Blame for Man’s Suicide May Fall to Landlord

(CN) - A company that demolished a building around the family who refused to leave must face claims that its actions drove the husband to suicide, an Illinois appeals court ruled.

It had only been 20 days since Maria Turcios and Nelson Caceres signed a one-year lease for their Park City apartment when the couple received an eviction notice on May 10, 2011, from The DeBruler Co.

DeBruler allegedly pressured the couple and their children to move out, stating that the building would be demolished on June 10, 2011.

Juan Berrera, a case manager at Catholic Charities, noted that the couple was depressed, anxious and angry over the situation. They did not accept DeBruler's offer to move to a new unit for 30 days, rent free.

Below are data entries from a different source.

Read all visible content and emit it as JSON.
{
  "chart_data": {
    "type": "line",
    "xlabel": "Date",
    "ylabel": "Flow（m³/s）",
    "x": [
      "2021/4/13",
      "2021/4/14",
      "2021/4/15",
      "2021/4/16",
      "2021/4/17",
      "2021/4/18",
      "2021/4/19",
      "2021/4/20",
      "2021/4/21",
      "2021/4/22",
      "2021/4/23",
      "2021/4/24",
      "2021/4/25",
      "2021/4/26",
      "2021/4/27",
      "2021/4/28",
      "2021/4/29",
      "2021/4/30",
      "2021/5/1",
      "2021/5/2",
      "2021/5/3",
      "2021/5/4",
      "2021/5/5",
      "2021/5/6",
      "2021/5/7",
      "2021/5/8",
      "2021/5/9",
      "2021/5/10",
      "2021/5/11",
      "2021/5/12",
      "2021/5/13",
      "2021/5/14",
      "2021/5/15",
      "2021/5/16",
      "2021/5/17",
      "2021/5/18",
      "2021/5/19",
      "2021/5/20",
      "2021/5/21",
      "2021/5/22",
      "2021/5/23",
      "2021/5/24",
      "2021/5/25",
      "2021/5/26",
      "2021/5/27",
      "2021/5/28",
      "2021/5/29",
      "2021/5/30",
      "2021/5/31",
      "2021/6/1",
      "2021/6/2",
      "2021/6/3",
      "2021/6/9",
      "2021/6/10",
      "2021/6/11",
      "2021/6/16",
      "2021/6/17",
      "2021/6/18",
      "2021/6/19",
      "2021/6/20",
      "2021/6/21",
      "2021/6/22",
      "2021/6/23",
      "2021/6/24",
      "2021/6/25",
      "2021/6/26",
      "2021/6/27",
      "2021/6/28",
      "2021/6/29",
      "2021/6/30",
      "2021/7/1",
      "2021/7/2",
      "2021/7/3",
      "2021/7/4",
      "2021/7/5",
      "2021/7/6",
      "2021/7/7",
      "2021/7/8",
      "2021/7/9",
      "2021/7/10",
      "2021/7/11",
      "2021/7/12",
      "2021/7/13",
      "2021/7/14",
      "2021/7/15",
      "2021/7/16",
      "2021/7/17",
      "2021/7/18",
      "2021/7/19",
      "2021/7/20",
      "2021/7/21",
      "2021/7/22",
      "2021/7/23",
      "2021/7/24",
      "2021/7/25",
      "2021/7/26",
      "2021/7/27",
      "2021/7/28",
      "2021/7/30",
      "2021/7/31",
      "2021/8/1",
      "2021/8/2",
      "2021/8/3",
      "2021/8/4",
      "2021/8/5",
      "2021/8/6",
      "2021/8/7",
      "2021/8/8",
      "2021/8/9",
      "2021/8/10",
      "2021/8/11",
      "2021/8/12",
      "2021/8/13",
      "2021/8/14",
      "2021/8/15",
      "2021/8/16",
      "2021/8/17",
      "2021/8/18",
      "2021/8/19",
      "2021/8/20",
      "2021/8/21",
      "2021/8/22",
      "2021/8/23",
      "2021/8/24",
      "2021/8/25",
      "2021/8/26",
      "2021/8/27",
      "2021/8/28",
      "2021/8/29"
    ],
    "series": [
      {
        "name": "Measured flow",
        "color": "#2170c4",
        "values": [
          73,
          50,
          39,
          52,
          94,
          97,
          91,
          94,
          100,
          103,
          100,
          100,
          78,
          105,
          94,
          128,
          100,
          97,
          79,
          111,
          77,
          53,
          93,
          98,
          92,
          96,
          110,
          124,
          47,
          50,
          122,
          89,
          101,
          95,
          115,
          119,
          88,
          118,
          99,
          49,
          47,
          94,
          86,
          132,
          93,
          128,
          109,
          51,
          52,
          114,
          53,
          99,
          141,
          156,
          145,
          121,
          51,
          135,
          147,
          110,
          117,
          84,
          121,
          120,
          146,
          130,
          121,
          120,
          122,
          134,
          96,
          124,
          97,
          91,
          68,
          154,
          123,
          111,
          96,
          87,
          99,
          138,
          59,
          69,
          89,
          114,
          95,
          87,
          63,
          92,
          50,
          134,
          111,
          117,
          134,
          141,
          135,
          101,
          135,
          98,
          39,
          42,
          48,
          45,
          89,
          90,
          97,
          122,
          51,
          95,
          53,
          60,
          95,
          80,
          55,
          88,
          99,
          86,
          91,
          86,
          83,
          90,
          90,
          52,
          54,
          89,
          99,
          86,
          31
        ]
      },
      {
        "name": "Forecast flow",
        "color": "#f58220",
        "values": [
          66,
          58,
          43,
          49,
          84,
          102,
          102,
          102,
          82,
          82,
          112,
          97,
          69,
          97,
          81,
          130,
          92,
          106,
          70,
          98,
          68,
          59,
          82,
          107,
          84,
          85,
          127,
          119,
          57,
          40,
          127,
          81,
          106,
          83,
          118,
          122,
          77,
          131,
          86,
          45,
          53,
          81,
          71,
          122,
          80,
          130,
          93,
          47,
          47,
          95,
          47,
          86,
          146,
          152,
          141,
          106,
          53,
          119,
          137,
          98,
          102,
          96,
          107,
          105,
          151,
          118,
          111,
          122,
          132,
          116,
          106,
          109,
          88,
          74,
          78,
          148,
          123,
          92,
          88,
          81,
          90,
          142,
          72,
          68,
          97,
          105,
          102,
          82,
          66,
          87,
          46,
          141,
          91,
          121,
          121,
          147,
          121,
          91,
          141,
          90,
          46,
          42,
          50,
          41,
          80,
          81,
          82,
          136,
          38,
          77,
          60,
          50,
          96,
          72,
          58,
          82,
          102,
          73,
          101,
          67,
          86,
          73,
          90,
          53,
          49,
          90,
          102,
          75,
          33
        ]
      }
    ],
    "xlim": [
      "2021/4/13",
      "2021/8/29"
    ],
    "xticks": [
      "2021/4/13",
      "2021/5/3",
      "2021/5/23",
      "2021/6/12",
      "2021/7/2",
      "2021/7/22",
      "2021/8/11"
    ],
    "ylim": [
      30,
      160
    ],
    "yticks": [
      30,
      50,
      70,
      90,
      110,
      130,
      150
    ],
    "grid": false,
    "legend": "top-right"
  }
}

Turcios claimed in her lawsuit that DeBruler began to demolish the building around them on June 10, tearing into the outside walls and destroying the apartments around the family's unit.

Five days later, Nelson Caceres committed suicide.

"Please forgive me my daughters and you also Carmen," he wrote. "Sell the land and build a house."

As the rest of the family moved out, "an enormous rainstorm occurred and ruined most of Maria's family's belongings," according to the complaint. The widow, an immigrant from Honduras who is not fluent in English, meanwhile fell "into a deep depression."

She sued DeBruler for wrongful death, intentional infliction of emotional distress, wrongful eviction, breach of contract and survivorship.

A Lake County judge ruled for DeBruler, however, stating that in Illinois "there is no cause of action for wrongful death via suicide."

The Illinois Appellate Court's Second District disagreed last week.

"We will not extend to intentional torts the bar on recovery based on a victim's suicide that exists in negligence cases," Judge Donald Hudson wrote for a three-member panel.

DeBruler cannot escape liability for intentional infliction of emotional distress that leads to suicide, the court found, remanding the case to the trial court.

"A plaintiff must still establish that a defendant engaged in extreme and outrageous conduct that is so extreme as to go beyond all possible bounds of decency and be regarded as intolerable in a civilized community," Hudson wrote.